Fazla uzattım evet ama her gün yeni ve gündem olan gelişmeler yaşanıyor...

Son Teksas - Emin Adanur krizi bu iyi giden havaya gölge düşürse de Kulüp tarafından yapılan yazılı açıklama bence çok net!

Her şeyin farkındayız. Biz Teksas'ı seviyor ve değerini biliyoruz. Ama unutmamalı ki, Bursaspor varsa Teksas vardır.
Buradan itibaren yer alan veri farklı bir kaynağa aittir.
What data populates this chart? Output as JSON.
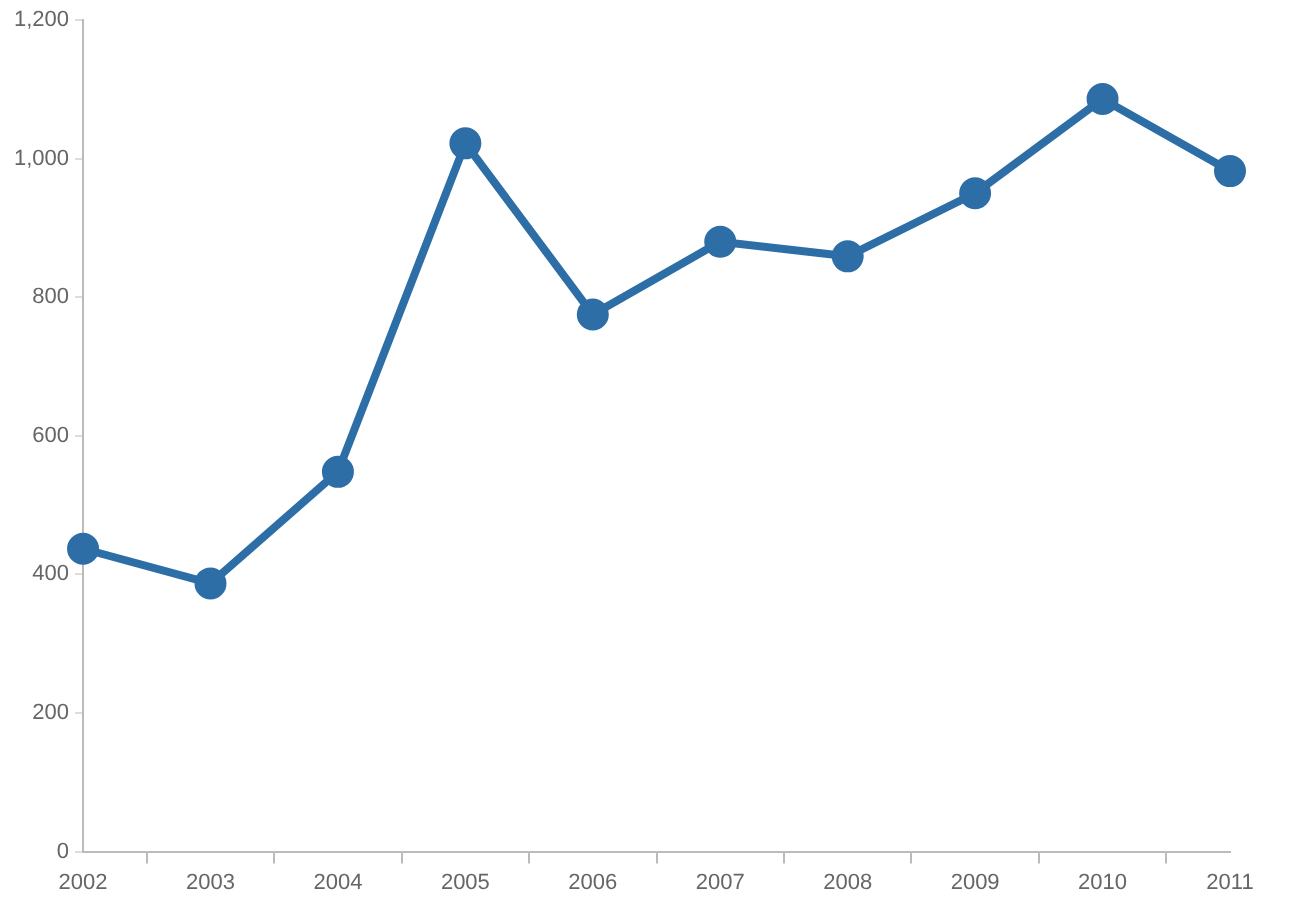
{
  "chart_data": {
    "type": "line",
    "categories": [
      "2002",
      "2003",
      "2004",
      "2005",
      "2006",
      "2007",
      "2008",
      "2009",
      "2010",
      "2011"
    ],
    "series": [
      {
        "color": "#2e6ea6",
        "values": [
          437,
          387,
          548,
          1022,
          775,
          880,
          859,
          950,
          1086,
          982
        ]
      }
    ],
    "ylim": [
      0,
      1200
    ],
    "yticks": [
      0,
      200,
      400,
      600,
      800,
      {
        "value": 1000,
        "label": "1,000"
      },
      {
        "value": 1200,
        "label": "1,200"
      }
    ],
    "grid": false,
    "legend": false,
    "marker": "circle",
    "line_style": "solid"
  }
}
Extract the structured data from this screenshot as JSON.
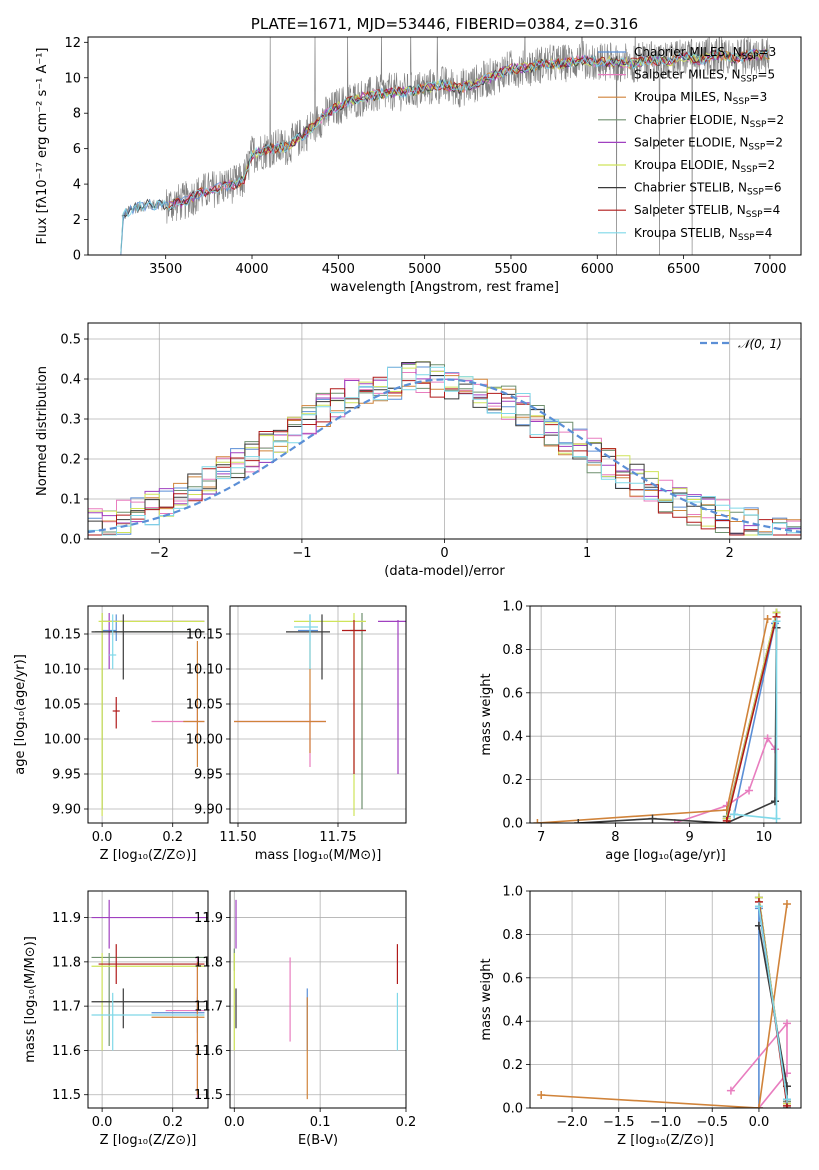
{
  "colors": {
    "Chabrier MILES": "#5b8fd6",
    "Salpeter MILES": "#e87dbf",
    "Kroupa MILES": "#d0833a",
    "Chabrier ELODIE": "#6f8f6f",
    "Salpeter ELODIE": "#a040c0",
    "Kroupa ELODIE": "#cfe45a",
    "Chabrier STELIB": "#3a3a3a",
    "Salpeter STELIB": "#b01a1a",
    "Kroupa STELIB": "#7fd8e8",
    "normal": "#5b8fd6",
    "spectrum": "#808080"
  },
  "chart_data": [
    {
      "type": "line",
      "title": "PLATE=1671, MJD=53446, FIBERID=0384, z=0.316",
      "xlabel": "wavelength [Angstrom, rest frame]",
      "ylabel": "Flux [fλ10⁻¹⁷ erg cm⁻² s⁻¹ A⁻¹]",
      "xlim": [
        3050,
        7180
      ],
      "ylim": [
        0,
        12.3
      ],
      "xticks": [
        3500,
        4000,
        4500,
        5000,
        5500,
        6000,
        6500,
        7000
      ],
      "yticks": [
        0,
        2,
        4,
        6,
        8,
        10,
        12
      ],
      "legend_position": "right",
      "legend": [
        {
          "label": "Chabrier MILES, N",
          "sub": "SSP",
          "tail": "=3"
        },
        {
          "label": "Salpeter MILES, N",
          "sub": "SSP",
          "tail": "=5"
        },
        {
          "label": "Kroupa MILES, N",
          "sub": "SSP",
          "tail": "=3"
        },
        {
          "label": "Chabrier ELODIE, N",
          "sub": "SSP",
          "tail": "=2"
        },
        {
          "label": "Salpeter ELODIE, N",
          "sub": "SSP",
          "tail": "=2"
        },
        {
          "label": "Kroupa ELODIE, N",
          "sub": "SSP",
          "tail": "=2"
        },
        {
          "label": "Chabrier STELIB, N",
          "sub": "SSP",
          "tail": "=6"
        },
        {
          "label": "Salpeter STELIB, N",
          "sub": "SSP",
          "tail": "=4"
        },
        {
          "label": "Kroupa STELIB, N",
          "sub": "SSP",
          "tail": "=4"
        }
      ],
      "continuum": [
        [
          3240,
          0.0
        ],
        [
          3245,
          2.1
        ],
        [
          3300,
          2.6
        ],
        [
          3400,
          2.85
        ],
        [
          3500,
          2.8
        ],
        [
          3600,
          3.0
        ],
        [
          3700,
          3.5
        ],
        [
          3800,
          3.8
        ],
        [
          3900,
          4.0
        ],
        [
          3950,
          4.2
        ],
        [
          4000,
          5.7
        ],
        [
          4100,
          6.0
        ],
        [
          4200,
          6.1
        ],
        [
          4300,
          6.8
        ],
        [
          4400,
          7.7
        ],
        [
          4500,
          8.4
        ],
        [
          4600,
          8.8
        ],
        [
          4700,
          9.0
        ],
        [
          4800,
          9.2
        ],
        [
          4900,
          9.2
        ],
        [
          5000,
          9.4
        ],
        [
          5100,
          9.6
        ],
        [
          5200,
          9.4
        ],
        [
          5300,
          9.7
        ],
        [
          5400,
          10.1
        ],
        [
          5500,
          10.5
        ],
        [
          5600,
          10.6
        ],
        [
          5700,
          10.8
        ],
        [
          5800,
          10.8
        ],
        [
          5900,
          11.0
        ],
        [
          6000,
          10.9
        ],
        [
          6100,
          10.9
        ],
        [
          6200,
          10.8
        ],
        [
          6300,
          11.0
        ],
        [
          6400,
          10.9
        ],
        [
          6500,
          11.2
        ],
        [
          6600,
          11.0
        ],
        [
          6700,
          11.3
        ],
        [
          6800,
          11.1
        ],
        [
          6900,
          11.3
        ],
        [
          7000,
          11.3
        ]
      ]
    },
    {
      "type": "histogram",
      "xlabel": "(data-model)/error",
      "ylabel": "Normed distribution",
      "xlim": [
        -2.5,
        2.5
      ],
      "ylim": [
        0,
        0.54
      ],
      "xticks": [
        -2,
        -1,
        0,
        1,
        2
      ],
      "yticks": [
        0.0,
        0.1,
        0.2,
        0.3,
        0.4,
        0.5
      ],
      "legend": [
        "𝒩(0, 1)"
      ],
      "legend_position": "top-right",
      "bin_edges_start": -2.5,
      "bin_width": 0.1
    },
    {
      "type": "scatter",
      "xlabel": "Z [log₁₀(Z/Z⊙)]",
      "ylabel": "age  [log₁₀(age/yr)]",
      "xlim": [
        -0.04,
        0.3
      ],
      "ylim": [
        9.88,
        10.19
      ],
      "xticks": [
        0.0,
        0.2
      ],
      "yticks": [
        9.9,
        9.95,
        10.0,
        10.05,
        10.1,
        10.15
      ],
      "points": [
        {
          "m": "Chabrier MILES",
          "x": 0.04,
          "xe": [
            0.0,
            0.04
          ],
          "y": 10.155,
          "ye": [
            10.14,
            10.178
          ]
        },
        {
          "m": "Salpeter MILES",
          "x": 0.27,
          "xe": [
            0.14,
            0.29
          ],
          "y": 10.025,
          "ye": [
            10.0,
            10.05
          ]
        },
        {
          "m": "Kroupa MILES",
          "x": 0.27,
          "xe": [
            0.23,
            0.29
          ],
          "y": 10.025,
          "ye": [
            9.96,
            10.14
          ]
        },
        {
          "m": "Chabrier ELODIE",
          "x": 0.0,
          "xe": [
            -0.02,
            0.29
          ],
          "y": 10.153,
          "ye": [
            9.9,
            10.18
          ]
        },
        {
          "m": "Salpeter ELODIE",
          "x": 0.02,
          "xe": [
            0.0,
            0.29
          ],
          "y": 10.168,
          "ye": [
            10.1,
            10.18
          ]
        },
        {
          "m": "Kroupa ELODIE",
          "x": 0.0,
          "xe": [
            -0.01,
            0.29
          ],
          "y": 10.168,
          "ye": [
            9.89,
            10.18
          ]
        },
        {
          "m": "Chabrier STELIB",
          "x": 0.06,
          "xe": [
            -0.03,
            0.29
          ],
          "y": 10.153,
          "ye": [
            10.085,
            10.178
          ]
        },
        {
          "m": "Salpeter STELIB",
          "x": 0.04,
          "xe": [
            0.03,
            0.05
          ],
          "y": 10.04,
          "ye": [
            10.015,
            10.06
          ]
        },
        {
          "m": "Kroupa STELIB",
          "x": 0.03,
          "xe": [
            0.02,
            0.04
          ],
          "y": 10.12,
          "ye": [
            10.1,
            10.178
          ]
        }
      ]
    },
    {
      "type": "scatter",
      "xlabel": "mass [log₁₀(M/M⊙)]",
      "ylabel": "",
      "xlim": [
        11.48,
        11.92
      ],
      "ylim": [
        9.88,
        10.19
      ],
      "xticks": [
        11.5,
        11.75
      ],
      "yticks": [
        9.9,
        9.95,
        10.0,
        10.05,
        10.1,
        10.15
      ],
      "points": [
        {
          "m": "Chabrier MILES",
          "x": 11.68,
          "xe": [
            11.65,
            11.7
          ],
          "y": 10.155,
          "ye": [
            10.14,
            10.178
          ]
        },
        {
          "m": "Salpeter MILES",
          "x": 11.68,
          "xe": [
            11.49,
            11.72
          ],
          "y": 10.025,
          "ye": [
            9.96,
            10.05
          ]
        },
        {
          "m": "Kroupa MILES",
          "x": 11.68,
          "xe": [
            11.49,
            11.72
          ],
          "y": 10.025,
          "ye": [
            9.98,
            10.14
          ]
        },
        {
          "m": "Chabrier ELODIE",
          "x": 11.81,
          "xe": [
            11.78,
            11.82
          ],
          "y": 10.155,
          "ye": [
            9.9,
            10.18
          ]
        },
        {
          "m": "Salpeter ELODIE",
          "x": 11.9,
          "xe": [
            11.85,
            11.93
          ],
          "y": 10.168,
          "ye": [
            9.95,
            10.17
          ]
        },
        {
          "m": "Kroupa ELODIE",
          "x": 11.79,
          "xe": [
            11.64,
            11.82
          ],
          "y": 10.168,
          "ye": [
            9.89,
            10.18
          ]
        },
        {
          "m": "Chabrier STELIB",
          "x": 11.71,
          "xe": [
            11.62,
            11.73
          ],
          "y": 10.153,
          "ye": [
            10.085,
            10.178
          ]
        },
        {
          "m": "Salpeter STELIB",
          "x": 11.79,
          "xe": [
            11.76,
            11.82
          ],
          "y": 10.155,
          "ye": [
            9.95,
            10.17
          ]
        },
        {
          "m": "Kroupa STELIB",
          "x": 11.68,
          "xe": [
            11.64,
            11.7
          ],
          "y": 10.16,
          "ye": [
            10.1,
            10.178
          ]
        }
      ]
    },
    {
      "type": "line",
      "xlabel": "age  [log₁₀(age/yr)]",
      "ylabel": "mass weight",
      "xlim": [
        6.85,
        10.5
      ],
      "ylim": [
        0,
        1
      ],
      "xticks": [
        7,
        8,
        9,
        10
      ],
      "yticks": [
        0.0,
        0.2,
        0.4,
        0.6,
        0.8,
        1.0
      ],
      "series": [
        {
          "m": "Chabrier MILES",
          "pts": [
            [
              9.6,
              0.04
            ],
            [
              10.15,
              0.92
            ]
          ]
        },
        {
          "m": "Salpeter MILES",
          "pts": [
            [
              8.8,
              0.0
            ],
            [
              9.5,
              0.08
            ],
            [
              9.8,
              0.15
            ],
            [
              10.05,
              0.39
            ],
            [
              10.15,
              0.34
            ]
          ]
        },
        {
          "m": "Kroupa MILES",
          "pts": [
            [
              6.95,
              0.0
            ],
            [
              9.5,
              0.06
            ],
            [
              10.05,
              0.94
            ]
          ]
        },
        {
          "m": "Chabrier ELODIE",
          "pts": [
            [
              9.5,
              0.03
            ],
            [
              10.17,
              0.97
            ]
          ]
        },
        {
          "m": "Salpeter ELODIE",
          "pts": [
            [
              9.5,
              0.02
            ],
            [
              10.17,
              0.97
            ]
          ]
        },
        {
          "m": "Kroupa ELODIE",
          "pts": [
            [
              9.5,
              0.02
            ],
            [
              10.17,
              0.97
            ]
          ]
        },
        {
          "m": "Chabrier STELIB",
          "pts": [
            [
              7.5,
              0.0
            ],
            [
              8.5,
              0.02
            ],
            [
              9.5,
              0.0
            ],
            [
              10.15,
              0.1
            ],
            [
              10.17,
              0.9
            ]
          ]
        },
        {
          "m": "Salpeter STELIB",
          "pts": [
            [
              9.5,
              0.01
            ],
            [
              10.17,
              0.95
            ]
          ]
        },
        {
          "m": "Kroupa STELIB",
          "pts": [
            [
              9.6,
              0.04
            ],
            [
              10.17,
              0.02
            ],
            [
              10.17,
              0.93
            ]
          ]
        }
      ]
    },
    {
      "type": "scatter",
      "xlabel": "Z [log₁₀(Z/Z⊙)]",
      "ylabel": "mass [log₁₀(M/M⊙)]",
      "xlim": [
        -0.04,
        0.3
      ],
      "ylim": [
        11.47,
        11.96
      ],
      "xticks": [
        0.0,
        0.2
      ],
      "yticks": [
        11.5,
        11.6,
        11.7,
        11.8,
        11.9
      ],
      "points": [
        {
          "m": "Chabrier MILES",
          "x": 0.27,
          "xe": [
            0.14,
            0.29
          ],
          "y": 11.685,
          "ye": [
            11.64,
            11.72
          ]
        },
        {
          "m": "Salpeter MILES",
          "x": 0.27,
          "xe": [
            0.18,
            0.29
          ],
          "y": 11.69,
          "ye": [
            11.49,
            11.81
          ]
        },
        {
          "m": "Kroupa MILES",
          "x": 0.27,
          "xe": [
            0.14,
            0.29
          ],
          "y": 11.675,
          "ye": [
            11.5,
            11.8
          ]
        },
        {
          "m": "Chabrier ELODIE",
          "x": 0.02,
          "xe": [
            -0.03,
            0.29
          ],
          "y": 11.81,
          "ye": [
            11.61,
            11.82
          ]
        },
        {
          "m": "Salpeter ELODIE",
          "x": 0.02,
          "xe": [
            -0.03,
            0.3
          ],
          "y": 11.9,
          "ye": [
            11.83,
            11.94
          ]
        },
        {
          "m": "Kroupa ELODIE",
          "x": 0.0,
          "xe": [
            -0.03,
            0.29
          ],
          "y": 11.79,
          "ye": [
            11.6,
            11.82
          ]
        },
        {
          "m": "Chabrier STELIB",
          "x": 0.06,
          "xe": [
            -0.03,
            0.29
          ],
          "y": 11.71,
          "ye": [
            11.65,
            11.74
          ]
        },
        {
          "m": "Salpeter STELIB",
          "x": 0.04,
          "xe": [
            -0.01,
            0.29
          ],
          "y": 11.795,
          "ye": [
            11.75,
            11.84
          ]
        },
        {
          "m": "Kroupa STELIB",
          "x": 0.03,
          "xe": [
            -0.03,
            0.29
          ],
          "y": 11.68,
          "ye": [
            11.6,
            11.73
          ]
        }
      ]
    },
    {
      "type": "scatter",
      "xlabel": "E(B-V)",
      "ylabel": "",
      "xlim": [
        -0.005,
        0.2
      ],
      "ylim": [
        11.47,
        11.96
      ],
      "xticks": [
        0.0,
        0.1,
        0.2
      ],
      "yticks": [
        11.5,
        11.6,
        11.7,
        11.8,
        11.9
      ],
      "points": [
        {
          "m": "Chabrier MILES",
          "x": 0.085,
          "y": 11.66,
          "ye": [
            11.6,
            11.74
          ]
        },
        {
          "m": "Salpeter MILES",
          "x": 0.065,
          "y": 11.7,
          "ye": [
            11.62,
            11.81
          ]
        },
        {
          "m": "Kroupa MILES",
          "x": 0.085,
          "y": 11.6,
          "ye": [
            11.49,
            11.72
          ]
        },
        {
          "m": "Chabrier ELODIE",
          "x": 0.0,
          "y": 11.81,
          "ye": [
            11.78,
            11.83
          ]
        },
        {
          "m": "Salpeter ELODIE",
          "x": 0.002,
          "y": 11.88,
          "ye": [
            11.83,
            11.94
          ]
        },
        {
          "m": "Kroupa ELODIE",
          "x": 0.0,
          "y": 11.72,
          "ye": [
            11.6,
            11.82
          ]
        },
        {
          "m": "Chabrier STELIB",
          "x": 0.002,
          "y": 11.7,
          "ye": [
            11.65,
            11.74
          ]
        },
        {
          "m": "Salpeter STELIB",
          "x": 0.19,
          "y": 11.8,
          "ye": [
            11.75,
            11.84
          ]
        },
        {
          "m": "Kroupa STELIB",
          "x": 0.19,
          "y": 11.67,
          "ye": [
            11.6,
            11.73
          ]
        }
      ]
    },
    {
      "type": "line",
      "xlabel": "Z [log₁₀(Z/Z⊙)]",
      "ylabel": "mass weight",
      "xlim": [
        -2.45,
        0.45
      ],
      "ylim": [
        0,
        1
      ],
      "xticks": [
        -2.0,
        -1.5,
        -1.0,
        -0.5,
        0.0
      ],
      "yticks": [
        0.0,
        0.2,
        0.4,
        0.6,
        0.8,
        1.0
      ],
      "series": [
        {
          "m": "Chabrier MILES",
          "pts": [
            [
              0.0,
              0.0
            ],
            [
              0.0,
              0.92
            ],
            [
              0.3,
              0.04
            ]
          ]
        },
        {
          "m": "Salpeter MILES",
          "pts": [
            [
              -0.3,
              0.08
            ],
            [
              0.3,
              0.39
            ],
            [
              0.3,
              0.16
            ],
            [
              0.0,
              0.0
            ]
          ]
        },
        {
          "m": "Kroupa MILES",
          "pts": [
            [
              -2.33,
              0.06
            ],
            [
              0.0,
              0.0
            ],
            [
              0.3,
              0.94
            ]
          ]
        },
        {
          "m": "Chabrier ELODIE",
          "pts": [
            [
              0.0,
              0.97
            ],
            [
              0.3,
              0.03
            ]
          ]
        },
        {
          "m": "Salpeter ELODIE",
          "pts": [
            [
              0.0,
              0.97
            ],
            [
              0.3,
              0.02
            ]
          ]
        },
        {
          "m": "Kroupa ELODIE",
          "pts": [
            [
              0.0,
              0.97
            ],
            [
              0.3,
              0.02
            ]
          ]
        },
        {
          "m": "Chabrier STELIB",
          "pts": [
            [
              0.0,
              0.84
            ],
            [
              0.3,
              0.1
            ],
            [
              0.3,
              0.0
            ]
          ]
        },
        {
          "m": "Salpeter STELIB",
          "pts": [
            [
              0.0,
              0.95
            ],
            [
              0.3,
              0.01
            ]
          ]
        },
        {
          "m": "Kroupa STELIB",
          "pts": [
            [
              0.0,
              0.93
            ],
            [
              0.3,
              0.04
            ]
          ]
        }
      ]
    }
  ]
}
Bursaspor, Teksas'tan büyüktür.”

Bu yönetimin net duruşunu gösteren bir açıklama olmuş.

Son olarak toparlayacak olursak...

Yukarı da da yazdığım gibi 5 Haziran 2021 Bursaspor için Süper Lig şampiyonluğu sonrası yeni bir milat olabilir...

Destek vermeliyiz...

İyiye sahip çıkıp, kötüyü eleştirmeliyiz...

Tahta açılsa da açılmasa da...

17-18 günlük süreçte gösterilen çabanın hatırına, gelecek güzel günlerin umuduyla hareket etmeliyiz...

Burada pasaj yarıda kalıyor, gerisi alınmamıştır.